Detroit is rightfully beloved as the birthplace of pop, R&B, punk rock, and techno—and the origin of the modern assembly line and automobile. But the city has a deep past and bright future in other arts industries, heralded by its 2015 designation as a UNESCO City of Design. This September, the advocacy group Design Core carved out the entire month for exhibitions and celebrations of the city’s local genius and global reach.
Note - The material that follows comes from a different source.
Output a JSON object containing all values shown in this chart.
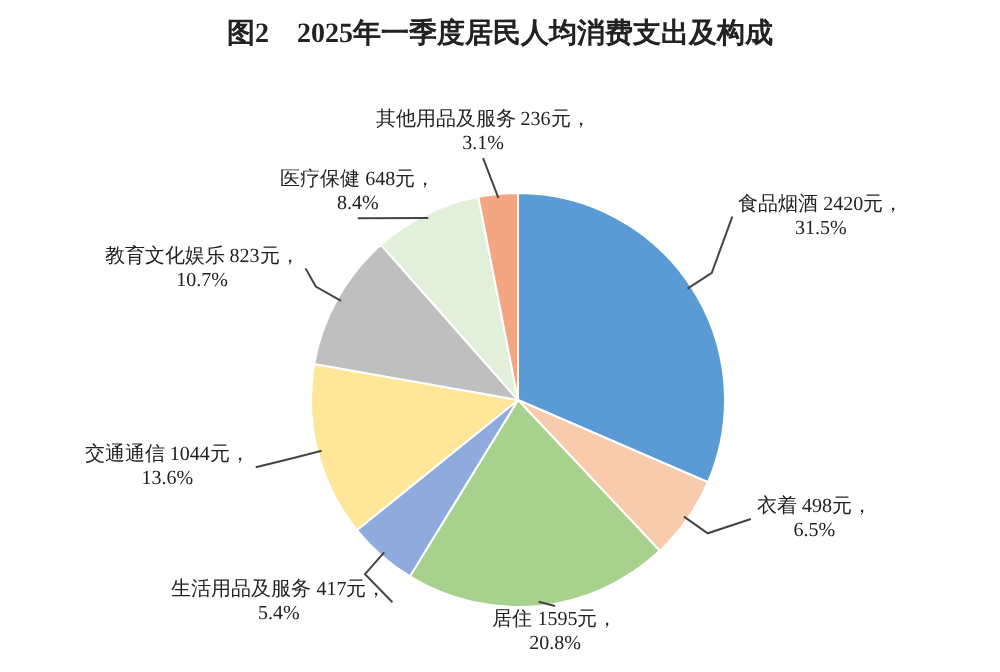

The month began with a distinctly Italian flavor, thanks to Gucci. This summer, the brand opened its first Detroit store, spanning the ground floor of a 1911 building listed on the National Register of Historic Places for its highly decorated Renaissance Revival architecture. Fans waited for hours to score a piece of the second limited-edition capsule collection Gucci made with Tommey Walker, founder of clothing brand Detroit Vs. Everybody. DVE 2.0 celebrates Gucci’s North American Changemakers initiative; on September 8, the city’s Museum of Contemporary Art fêted the Changemaker’s scholarship program, which awarded a dozen students academic grants and mentoring opportunities at Gucci. Work by awardees like Detroit’s own Mira Hughes, who made a series of charcoal drawings of growling teeth, and the chic fashion illustrations of Washington, DC-based Kaya Ugorji, stood out to the peacocking revelers who packed MOCAD’s Midtown building, a former auto dealership.
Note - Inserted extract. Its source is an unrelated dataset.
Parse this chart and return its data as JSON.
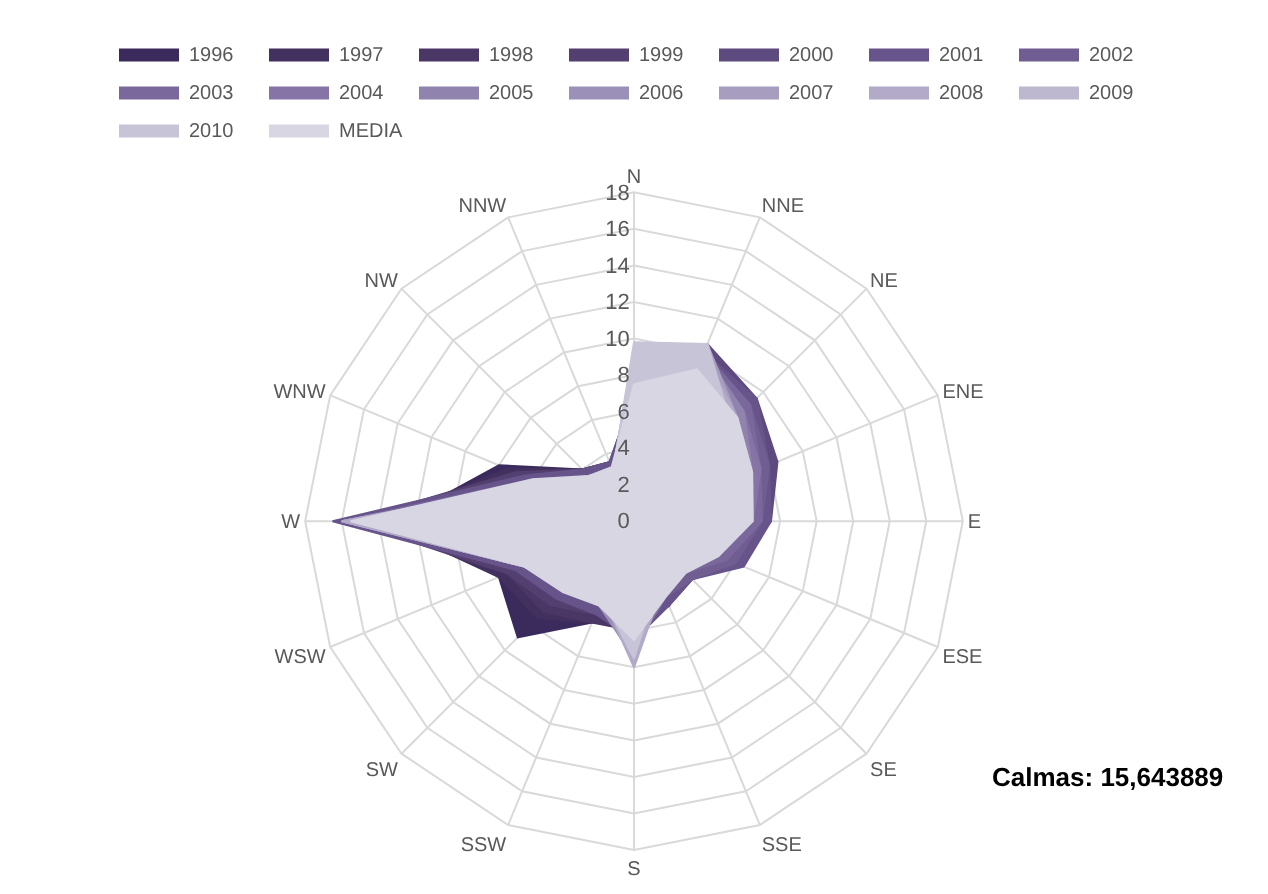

Back downtown, the Consulate of Italy in Detroit and the Dante Alighieri Society brought in the legendary Palomba Serafini Associati to curate “LoveITDesign.” Classic furnishings by Roberto Palomba, Giorgio Armani couture, and other Italian masterpieces take pride of place in the marble lobby of one of the city’s finest International Style landmarks. With such an agile integration of past and present, one only needs the future—and it’s also here, courtesy of the entire exhibition’s presence in the Metaverse, marking the first time a government entity has set up shop on the digital platform.
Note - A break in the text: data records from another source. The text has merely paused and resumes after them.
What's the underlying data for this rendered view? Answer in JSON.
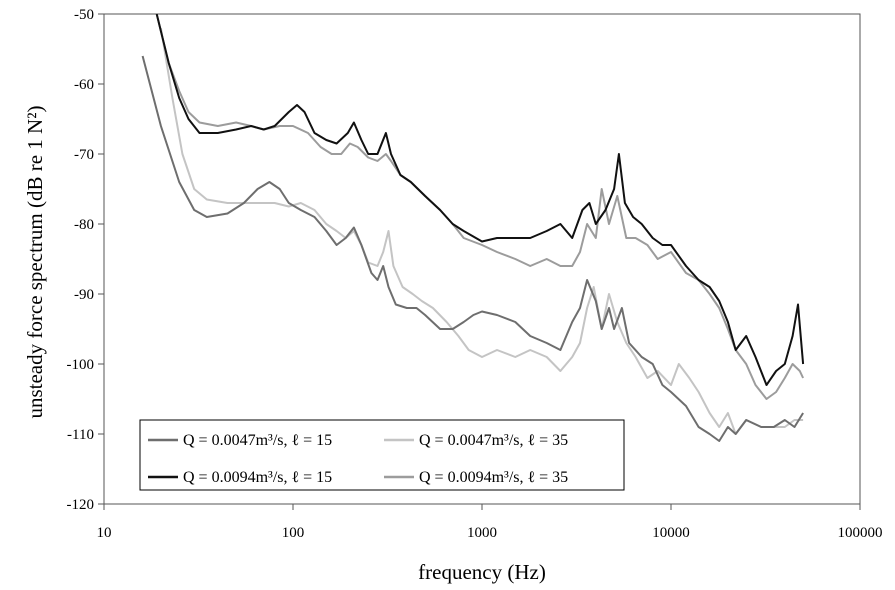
{
  "chart_data": {
    "type": "line",
    "xscale": "log",
    "xlim": [
      10,
      100000
    ],
    "ylim": [
      -120,
      -50
    ],
    "xticks": [
      10,
      100,
      1000,
      10000,
      100000
    ],
    "xtick_labels": [
      "10",
      "100",
      "1000",
      "10000",
      "100000"
    ],
    "yticks": [
      -120,
      -110,
      -100,
      -90,
      -80,
      -70,
      -60,
      -50
    ],
    "ytick_labels": [
      "-120",
      "-110",
      "-100",
      "-90",
      "-80",
      "-70",
      "-60",
      "-50"
    ],
    "xlabel": "frequency (Hz)",
    "ylabel": "unsteady force spectrum (dB re 1 N²)",
    "grid": false,
    "legend_position": "bottom-left",
    "series": [
      {
        "name": "Q = 0.0047m³/s, ℓ = 15",
        "color": "#6e6e6e",
        "points": [
          [
            16,
            -56
          ],
          [
            20,
            -66
          ],
          [
            25,
            -74
          ],
          [
            30,
            -78
          ],
          [
            35,
            -79
          ],
          [
            45,
            -78.5
          ],
          [
            55,
            -77
          ],
          [
            65,
            -75
          ],
          [
            75,
            -74
          ],
          [
            85,
            -75
          ],
          [
            95,
            -77
          ],
          [
            110,
            -78
          ],
          [
            130,
            -79
          ],
          [
            150,
            -81
          ],
          [
            170,
            -83
          ],
          [
            190,
            -82
          ],
          [
            210,
            -80.5
          ],
          [
            230,
            -83
          ],
          [
            260,
            -87
          ],
          [
            280,
            -88
          ],
          [
            300,
            -86
          ],
          [
            320,
            -89
          ],
          [
            350,
            -91.5
          ],
          [
            400,
            -92
          ],
          [
            450,
            -92
          ],
          [
            500,
            -93
          ],
          [
            600,
            -95
          ],
          [
            700,
            -95
          ],
          [
            800,
            -94
          ],
          [
            900,
            -93
          ],
          [
            1000,
            -92.5
          ],
          [
            1200,
            -93
          ],
          [
            1500,
            -94
          ],
          [
            1800,
            -96
          ],
          [
            2200,
            -97
          ],
          [
            2600,
            -98
          ],
          [
            3000,
            -94
          ],
          [
            3300,
            -92
          ],
          [
            3600,
            -88
          ],
          [
            4000,
            -91
          ],
          [
            4300,
            -95
          ],
          [
            4700,
            -92
          ],
          [
            5000,
            -95
          ],
          [
            5500,
            -92
          ],
          [
            6000,
            -97
          ],
          [
            7000,
            -99
          ],
          [
            8000,
            -100
          ],
          [
            9000,
            -103
          ],
          [
            10000,
            -104
          ],
          [
            12000,
            -106
          ],
          [
            14000,
            -109
          ],
          [
            16000,
            -110
          ],
          [
            18000,
            -111
          ],
          [
            20000,
            -109
          ],
          [
            22000,
            -110
          ],
          [
            25000,
            -108
          ],
          [
            30000,
            -109
          ],
          [
            35000,
            -109
          ],
          [
            40000,
            -108
          ],
          [
            45000,
            -109
          ],
          [
            50000,
            -107
          ]
        ]
      },
      {
        "name": "Q = 0.0047m³/s, ℓ = 35",
        "color": "#c4c4c4",
        "points": [
          [
            20,
            -52
          ],
          [
            23,
            -62
          ],
          [
            26,
            -70
          ],
          [
            30,
            -75
          ],
          [
            35,
            -76.5
          ],
          [
            45,
            -77
          ],
          [
            60,
            -77
          ],
          [
            80,
            -77
          ],
          [
            95,
            -77.5
          ],
          [
            110,
            -77
          ],
          [
            130,
            -78
          ],
          [
            150,
            -80
          ],
          [
            170,
            -81
          ],
          [
            190,
            -82
          ],
          [
            210,
            -81
          ],
          [
            230,
            -83
          ],
          [
            250,
            -85.5
          ],
          [
            280,
            -86
          ],
          [
            300,
            -84
          ],
          [
            320,
            -81
          ],
          [
            340,
            -86
          ],
          [
            380,
            -89
          ],
          [
            430,
            -90
          ],
          [
            480,
            -91
          ],
          [
            550,
            -92
          ],
          [
            650,
            -94
          ],
          [
            750,
            -96
          ],
          [
            850,
            -98
          ],
          [
            1000,
            -99
          ],
          [
            1200,
            -98
          ],
          [
            1500,
            -99
          ],
          [
            1800,
            -98
          ],
          [
            2200,
            -99
          ],
          [
            2600,
            -101
          ],
          [
            3000,
            -99
          ],
          [
            3300,
            -97
          ],
          [
            3600,
            -92
          ],
          [
            3900,
            -89
          ],
          [
            4300,
            -95
          ],
          [
            4700,
            -90
          ],
          [
            5200,
            -94
          ],
          [
            5800,
            -97
          ],
          [
            6500,
            -99
          ],
          [
            7500,
            -102
          ],
          [
            8500,
            -101
          ],
          [
            10000,
            -103
          ],
          [
            11000,
            -100
          ],
          [
            12500,
            -102
          ],
          [
            14000,
            -104
          ],
          [
            16000,
            -107
          ],
          [
            18000,
            -109
          ],
          [
            20000,
            -107
          ],
          [
            22000,
            -110
          ],
          [
            25000,
            -108
          ],
          [
            30000,
            -109
          ],
          [
            35000,
            -109
          ],
          [
            40000,
            -109
          ],
          [
            45000,
            -108
          ],
          [
            50000,
            -108
          ]
        ]
      },
      {
        "name": "Q = 0.0094m³/s, ℓ = 15",
        "color": "#111111",
        "points": [
          [
            19,
            -50
          ],
          [
            22,
            -57
          ],
          [
            25,
            -62
          ],
          [
            28,
            -65
          ],
          [
            32,
            -67
          ],
          [
            40,
            -67
          ],
          [
            50,
            -66.5
          ],
          [
            60,
            -66
          ],
          [
            70,
            -66.5
          ],
          [
            80,
            -66
          ],
          [
            95,
            -64
          ],
          [
            105,
            -63
          ],
          [
            115,
            -64
          ],
          [
            130,
            -67
          ],
          [
            150,
            -68
          ],
          [
            170,
            -68.5
          ],
          [
            195,
            -67
          ],
          [
            210,
            -65.5
          ],
          [
            230,
            -68
          ],
          [
            250,
            -70
          ],
          [
            280,
            -70
          ],
          [
            310,
            -67
          ],
          [
            330,
            -70
          ],
          [
            370,
            -73
          ],
          [
            420,
            -74
          ],
          [
            500,
            -76
          ],
          [
            600,
            -78
          ],
          [
            700,
            -80
          ],
          [
            800,
            -81
          ],
          [
            1000,
            -82.5
          ],
          [
            1200,
            -82
          ],
          [
            1500,
            -82
          ],
          [
            1800,
            -82
          ],
          [
            2200,
            -81
          ],
          [
            2600,
            -80
          ],
          [
            3000,
            -82
          ],
          [
            3400,
            -78
          ],
          [
            3700,
            -77
          ],
          [
            4000,
            -80
          ],
          [
            4500,
            -78
          ],
          [
            5000,
            -75
          ],
          [
            5300,
            -70
          ],
          [
            5700,
            -77
          ],
          [
            6300,
            -79
          ],
          [
            7000,
            -80
          ],
          [
            8000,
            -82
          ],
          [
            9000,
            -83
          ],
          [
            10000,
            -83
          ],
          [
            12000,
            -86
          ],
          [
            14000,
            -88
          ],
          [
            16000,
            -89
          ],
          [
            18000,
            -91
          ],
          [
            20000,
            -94
          ],
          [
            22000,
            -98
          ],
          [
            25000,
            -96
          ],
          [
            28000,
            -99
          ],
          [
            32000,
            -103
          ],
          [
            36000,
            -101
          ],
          [
            40000,
            -100
          ],
          [
            44000,
            -96
          ],
          [
            47000,
            -91.5
          ],
          [
            50000,
            -100
          ]
        ]
      },
      {
        "name": "Q = 0.0094m³/s, ℓ = 35",
        "color": "#9c9c9c",
        "points": [
          [
            19,
            -50
          ],
          [
            22,
            -57
          ],
          [
            25,
            -61
          ],
          [
            28,
            -64
          ],
          [
            32,
            -65.5
          ],
          [
            40,
            -66
          ],
          [
            50,
            -65.5
          ],
          [
            60,
            -66
          ],
          [
            70,
            -66.5
          ],
          [
            85,
            -66
          ],
          [
            100,
            -66
          ],
          [
            120,
            -67
          ],
          [
            140,
            -69
          ],
          [
            160,
            -70
          ],
          [
            180,
            -70
          ],
          [
            200,
            -68.5
          ],
          [
            220,
            -69
          ],
          [
            250,
            -70.5
          ],
          [
            280,
            -71
          ],
          [
            310,
            -70
          ],
          [
            330,
            -71
          ],
          [
            370,
            -73
          ],
          [
            420,
            -74
          ],
          [
            500,
            -76
          ],
          [
            600,
            -78
          ],
          [
            700,
            -80
          ],
          [
            800,
            -82
          ],
          [
            1000,
            -83
          ],
          [
            1200,
            -84
          ],
          [
            1500,
            -85
          ],
          [
            1800,
            -86
          ],
          [
            2200,
            -85
          ],
          [
            2600,
            -86
          ],
          [
            3000,
            -86
          ],
          [
            3300,
            -84
          ],
          [
            3600,
            -80
          ],
          [
            4000,
            -82
          ],
          [
            4300,
            -75
          ],
          [
            4700,
            -80
          ],
          [
            5200,
            -76
          ],
          [
            5800,
            -82
          ],
          [
            6500,
            -82
          ],
          [
            7500,
            -83
          ],
          [
            8500,
            -85
          ],
          [
            10000,
            -84
          ],
          [
            12000,
            -87
          ],
          [
            14000,
            -88
          ],
          [
            16000,
            -90
          ],
          [
            18000,
            -92
          ],
          [
            20000,
            -95
          ],
          [
            22000,
            -98
          ],
          [
            25000,
            -100
          ],
          [
            28000,
            -103
          ],
          [
            32000,
            -105
          ],
          [
            36000,
            -104
          ],
          [
            40000,
            -102
          ],
          [
            44000,
            -100
          ],
          [
            48000,
            -101
          ],
          [
            50000,
            -102
          ]
        ]
      }
    ]
  }
}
A show at the Ford Museum also explores the integration of technology and technique. “Craft in the Digital Age” places work by contemporary Detroit artists and designers throughout Edsel and Eleanor Ford’s 1929 Albert Kahn-designed lakeside home in nearby Grosse Point, Michigan. Sara Codarin and Karl Daubmann’s eye-tickling prints on paper, produced digitally with the aid of a retired automotive welding robot, hang in the residence’s aerodynamic “Modern Room” study, near puzzling terracotta and birch tables by Paul Karas. In Eleanor’s dressing room, Shaina Kasztelan’s End Forced Parenthood terrifies with an eBay-sourced assemblage of clowns, doll heads, and lace. Work by Victoria Shaheen strikes notes of whimsy, courtesy of Odd Fellow Twins, a silicone cast of sentimental architectural elements that unfurls like a tongue from a study’s fireplace, and the melancholia of Sea Foam Melting in the Sun, another silicone cast that impossibly seems to be expiring in the north hallway’s midcentury modern armchair.
Detroit is a birthplace of Modernism, of course, with the nearby Cranbrook Academy of Art, justly famed for nurturing talents Harry Bertoia, Florence Knoll, Charles Eames, and Ray Kaiser. Here, the school opened a show of chairs by some of its most exciting past and present students on September 24. The city’s Pewabic Pottery studio both precedes and rivals bigger names like Heath with its iridescent and elegant tilework. As the Month of Design rolls on, though, the city remains focused on utilizing its history to craft a better future, with events around town and at the College for Creative Studies that explore the legacy of Black landscape designers, contemporary woodworking, and mobility in transportation design. As Palomba said one sunny morning as he put finishing touches on the LoveIT show, “The stone is in the water, and the ripples are being felt. The Renaissance was not built from the ruins of the past; it’s something built from the roots.” Few American cities have stronger roots than Detroit, and few have bigger ripples. Its Renaissance has been happening for a century; the world just needs to catch up.